The latest therapeutic approaches in SMA have shown encouraging results. Nevertheless, there is still a vital necessity to comprehend and identify the role of biomarkers in the onset of the disease and its development. Quantifying the number of gems in the nuclei of fibroblast cell cultures derived from SMA patients as well as fibroblast cells derived from healthy individuals can serve as a potential biomarker for SMA (Figure 3).

It should be noted that there is a significant difference between the number of gems in cells with different genotypes, as the number of gems in healthy cells was significantly higher (29 gems per 100 nuclei, ranging from 15 to 55 per 100 nuclei) than the number detected in the SMA patient’s fibroblast cells (7 gems per 100 nuclei, ranging from 2 to 19 per 100 nuclei) (p < 0.0001) according to our findings. To support our protocol, we treated SMA fibroblasts with antisense oligonucleotide 3UP8, previously shown to have therapeutic effects on the level of SMN protein [25]. We discovered a remarkable rise in the number of gems, with up to 17 found in the nuclei of treated patient cells, totaling 100 nuclei, in contrast to the quantity of gems observed in the intact patient cells (p = 0.0034) (Figure 4a). The mean value of full-length SMN transcript percentage for each sample was determined by calculating the ratio of the values acquired in ImageJ software for FL-SMN transcripts to the total sum of the values of (FL-SMN + ∆7 SMN) transcripts, based on the fluorescence intensity of the bands relative to the background (Figure 5). The median percentage of FL-SMN transcripts was 0.73 for cells of healthy individuals, 0.64 for cells treated with 3UP8, and 0.47 for cells obtained from the SMA II patient (Figure 4b).
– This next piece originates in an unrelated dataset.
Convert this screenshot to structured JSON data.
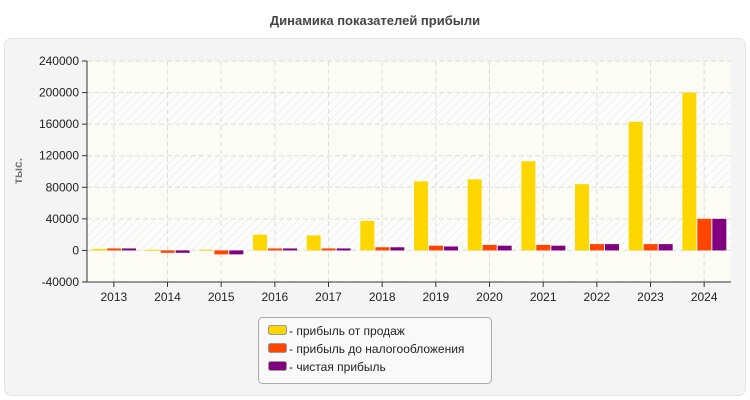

The correlation between the level of full-length SMN transcripts and the number of gems in cell nuclei with different genotypes (intact SMA II patient cells, SMA II patient cells treated with 3UP8, and healthy cells) per 100 nuclei was confirmed to be very strong, with a correlation factor = 0.98 (Figure 4b).

Thus, it can be concluded that the presented protocol describes in detail the assessment of nuclear gem quantity and is suitable for the screening of SMA drug candidates. Previously reported protocols depend on numerous microscopic images, thus slowing gem quantification. In the presented protocol, the identification of gems is performed in live mode, which makes the analysis faster and more precise.